GeneFolio started with a focus on behavioral health and has expanded to patients being treated for cardiovascular disease, who have acute or chronic pain, who are managing high cholesterol, or who take at least five medications, among other issues. The test starts at $179, with additional lab fees, and Avera Health accepts insurance that may cover the cost of the test. In some cases, insurers may let patients use money from Flexible Spending Accounts and Health Savings Accounts for GeneFolio, according to an Avera Health website.

The test requires collecting a blood or saliva sample, which is sent to the CLIA-certified and CAP-accredited AIHG lab in Sioux Falls and analyzed by Avera Health geneticists. Results are based on guidelines from organizations like the Clinical Pharmacogenetics Implementation Consortium and the US Food and Drug Administration.

Physicians drawing on pharmacogenomics should think of it as an educational tool, Tim Soundy, a child and adolescent psychiatrist at Avera Health and chair of psychiatry at the University of South Dakota, who was involved with developing GeneFolio. Test results don't make the ultimate decision on which medications to prescribe a patient, so it's critical to understand pharmacogenomic results and how to apply them.

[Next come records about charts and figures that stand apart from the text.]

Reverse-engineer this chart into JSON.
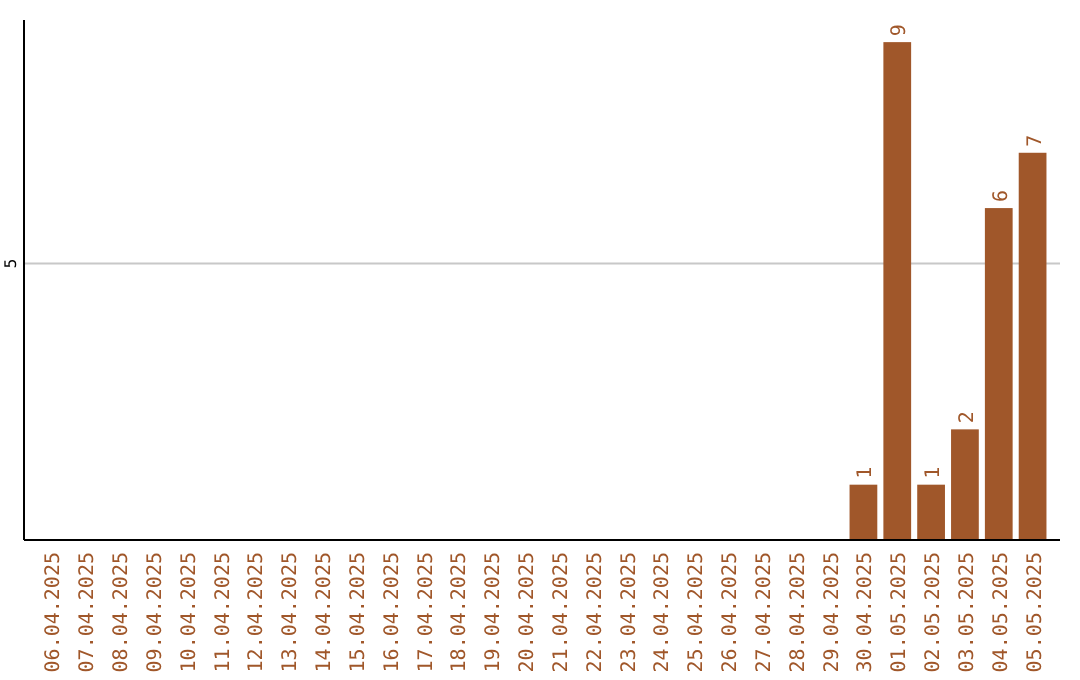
{
  "chart_data": {
    "type": "bar",
    "ylim": [
      0,
      9.4
    ],
    "categories": [
      "06.04.2025",
      "07.04.2025",
      "08.04.2025",
      "09.04.2025",
      "10.04.2025",
      "11.04.2025",
      "12.04.2025",
      "13.04.2025",
      "14.04.2025",
      "15.04.2025",
      "16.04.2025",
      "17.04.2025",
      "18.04.2025",
      "19.04.2025",
      "20.04.2025",
      "21.04.2025",
      "22.04.2025",
      "23.04.2025",
      "24.04.2025",
      "25.04.2025",
      "26.04.2025",
      "27.04.2025",
      "28.04.2025",
      "29.04.2025",
      "30.04.2025",
      "01.05.2025",
      "02.05.2025",
      "03.05.2025",
      "04.05.2025",
      "05.05.2025"
    ],
    "values": [
      null,
      null,
      null,
      null,
      null,
      null,
      null,
      null,
      null,
      null,
      null,
      null,
      null,
      null,
      null,
      null,
      null,
      null,
      null,
      null,
      null,
      null,
      null,
      null,
      1,
      9,
      1,
      2,
      6,
      7
    ],
    "value_labels": [
      null,
      null,
      null,
      null,
      null,
      null,
      null,
      null,
      null,
      null,
      null,
      null,
      null,
      null,
      null,
      null,
      null,
      null,
      null,
      null,
      null,
      null,
      null,
      null,
      "1",
      "9",
      "1",
      "2",
      "6",
      "7"
    ],
    "color": "#a0572a",
    "yticks": [
      5
    ],
    "grid": "y"
  }
}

"Just because somebody's a non-metabolizer doesn't mean that we can't use a drug," he said. It could just mean they need a lower dose. "Or, if they're a rapid metabolizer, maybe they need more medication," he added. "It's a tool you can use. Pharmacogenomic testing is kind of like a scalpel in the hand of a surgeon."

He said he typically orders pharmacogenomic testing for patients who don't respond to multiple medications or who experience unusual side effects.

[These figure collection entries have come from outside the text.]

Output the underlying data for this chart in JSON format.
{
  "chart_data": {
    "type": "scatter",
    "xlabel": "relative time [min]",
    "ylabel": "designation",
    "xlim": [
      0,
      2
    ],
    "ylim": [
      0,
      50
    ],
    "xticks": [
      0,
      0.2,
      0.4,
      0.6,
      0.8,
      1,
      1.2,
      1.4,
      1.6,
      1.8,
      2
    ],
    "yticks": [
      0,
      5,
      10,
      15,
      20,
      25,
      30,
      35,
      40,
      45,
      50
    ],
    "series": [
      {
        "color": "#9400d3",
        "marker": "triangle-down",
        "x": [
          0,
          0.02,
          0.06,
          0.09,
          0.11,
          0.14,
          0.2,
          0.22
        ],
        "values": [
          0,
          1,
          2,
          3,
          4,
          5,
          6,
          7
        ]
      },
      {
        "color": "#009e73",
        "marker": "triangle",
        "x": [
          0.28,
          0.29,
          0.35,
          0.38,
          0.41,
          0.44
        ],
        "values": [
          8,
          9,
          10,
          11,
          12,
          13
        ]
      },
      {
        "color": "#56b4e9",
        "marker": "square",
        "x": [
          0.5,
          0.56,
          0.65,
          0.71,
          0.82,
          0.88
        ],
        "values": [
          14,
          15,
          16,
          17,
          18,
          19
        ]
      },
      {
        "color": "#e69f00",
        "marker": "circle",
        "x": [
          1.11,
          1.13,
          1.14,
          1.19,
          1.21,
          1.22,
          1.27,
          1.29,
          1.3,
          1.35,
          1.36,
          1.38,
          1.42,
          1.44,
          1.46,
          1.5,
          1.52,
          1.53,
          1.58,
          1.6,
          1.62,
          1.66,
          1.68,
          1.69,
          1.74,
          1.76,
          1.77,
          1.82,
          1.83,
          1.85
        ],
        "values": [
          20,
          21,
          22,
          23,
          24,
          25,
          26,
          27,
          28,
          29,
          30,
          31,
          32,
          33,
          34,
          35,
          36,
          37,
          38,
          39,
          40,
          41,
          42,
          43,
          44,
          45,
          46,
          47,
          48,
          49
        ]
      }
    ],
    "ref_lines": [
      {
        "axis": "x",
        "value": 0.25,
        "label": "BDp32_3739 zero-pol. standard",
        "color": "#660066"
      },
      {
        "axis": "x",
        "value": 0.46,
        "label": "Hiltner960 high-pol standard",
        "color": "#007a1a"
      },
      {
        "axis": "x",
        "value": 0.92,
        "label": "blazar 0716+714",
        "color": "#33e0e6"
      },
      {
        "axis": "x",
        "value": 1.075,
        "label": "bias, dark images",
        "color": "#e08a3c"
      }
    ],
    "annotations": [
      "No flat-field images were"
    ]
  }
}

To help explain some of that information, Avera Health ties pharmacists into its pharmacogenomic testing process. Test results and recommendations are shared with the ordering physician through Avera Health's EHR system, and beyond the report, pharmacists also consult with physicians on drug-drug-gene interactions — considering a patient's entire medication list — and discuss other pharmacogenetic research physicians might have come across.

"The pharmacist provides explanation as to what is the issue," Bohlen said, giving input into whether a physician might want to consider a different medication, or whether it's OK to use a drug at risk for a poor interaction with additional monitoring. They're "trying to give the context of what's the risk to the patient and what actions should be taken."